Head of Military Operations of MNLA
- Incumbent
- Assumed office 15 October 2011

Military service
- Allegiance: Libyan Arab Jamahiriya MNLA
- Rank: Colonel

= Mohamed Ag Najem =

Azawadi colonel

Mohamed Ag Najem (alias Ag Mohamed Najem, alternatively spelled Mahamed Ag Najim) is an Azawadi colonel, who is the chief of staff of the National Movement for the Liberation of Azawad (MNLA) army.

==Biography==
He is thought to be born at the end of the 1950s in the Adrar des Ifoghas massif. His father of the Kel Adagh tribe was killed by the Malian army in the 1963 Tuareg rebellion at a time where he was a young child.

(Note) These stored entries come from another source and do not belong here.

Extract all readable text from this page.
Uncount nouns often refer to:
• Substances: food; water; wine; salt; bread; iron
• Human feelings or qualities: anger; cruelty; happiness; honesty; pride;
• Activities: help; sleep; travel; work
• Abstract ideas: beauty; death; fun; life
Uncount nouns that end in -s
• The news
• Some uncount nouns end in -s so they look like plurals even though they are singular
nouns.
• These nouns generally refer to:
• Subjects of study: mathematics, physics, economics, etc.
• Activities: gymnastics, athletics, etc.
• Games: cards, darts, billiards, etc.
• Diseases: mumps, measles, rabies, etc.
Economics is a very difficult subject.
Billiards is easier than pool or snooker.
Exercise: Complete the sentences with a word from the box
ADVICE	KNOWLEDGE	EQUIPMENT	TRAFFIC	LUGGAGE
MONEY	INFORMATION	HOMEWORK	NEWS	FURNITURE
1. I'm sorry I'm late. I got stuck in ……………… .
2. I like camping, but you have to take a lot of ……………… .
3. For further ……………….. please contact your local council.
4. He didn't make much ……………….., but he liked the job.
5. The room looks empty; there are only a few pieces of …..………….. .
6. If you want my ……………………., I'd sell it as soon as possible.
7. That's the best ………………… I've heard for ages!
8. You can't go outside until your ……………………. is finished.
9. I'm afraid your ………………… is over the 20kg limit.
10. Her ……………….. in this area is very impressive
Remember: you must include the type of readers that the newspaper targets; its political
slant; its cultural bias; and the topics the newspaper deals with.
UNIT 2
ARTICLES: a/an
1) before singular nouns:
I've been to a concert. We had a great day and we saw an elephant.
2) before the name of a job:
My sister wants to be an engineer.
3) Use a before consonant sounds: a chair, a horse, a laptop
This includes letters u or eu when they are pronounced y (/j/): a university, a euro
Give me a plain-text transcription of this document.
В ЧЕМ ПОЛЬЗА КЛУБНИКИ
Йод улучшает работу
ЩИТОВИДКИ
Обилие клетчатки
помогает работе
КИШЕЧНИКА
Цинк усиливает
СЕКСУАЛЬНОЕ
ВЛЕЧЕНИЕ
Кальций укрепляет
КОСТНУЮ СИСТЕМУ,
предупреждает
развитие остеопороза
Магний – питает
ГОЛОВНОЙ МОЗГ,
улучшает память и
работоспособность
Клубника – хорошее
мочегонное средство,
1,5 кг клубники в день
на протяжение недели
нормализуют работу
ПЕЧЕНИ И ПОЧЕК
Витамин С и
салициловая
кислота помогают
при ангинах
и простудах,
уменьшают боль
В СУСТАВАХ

At 20 years old he was recruited as a volunteer in the Libyan army under Gaddafi. He served in Libya and in Chad before returning to Mali to take part in the 1990 Tuareg rebellion led by Iyad Ag Ghaly. He then returned to Libya, rejecting the peace agreement signed between the Malian government and the Tuareg rebels. He became a colonel in the Libyan army and was put in charge of an elite unit in the city of Sabha. The civil war in Libya prompted his return to his homeland.

At the end of 2011, he federated his former fellow Libyan soldiers, three local Tuareg clans and Tuareg deserters of the Malian Army to become the military leader of the MNLA army.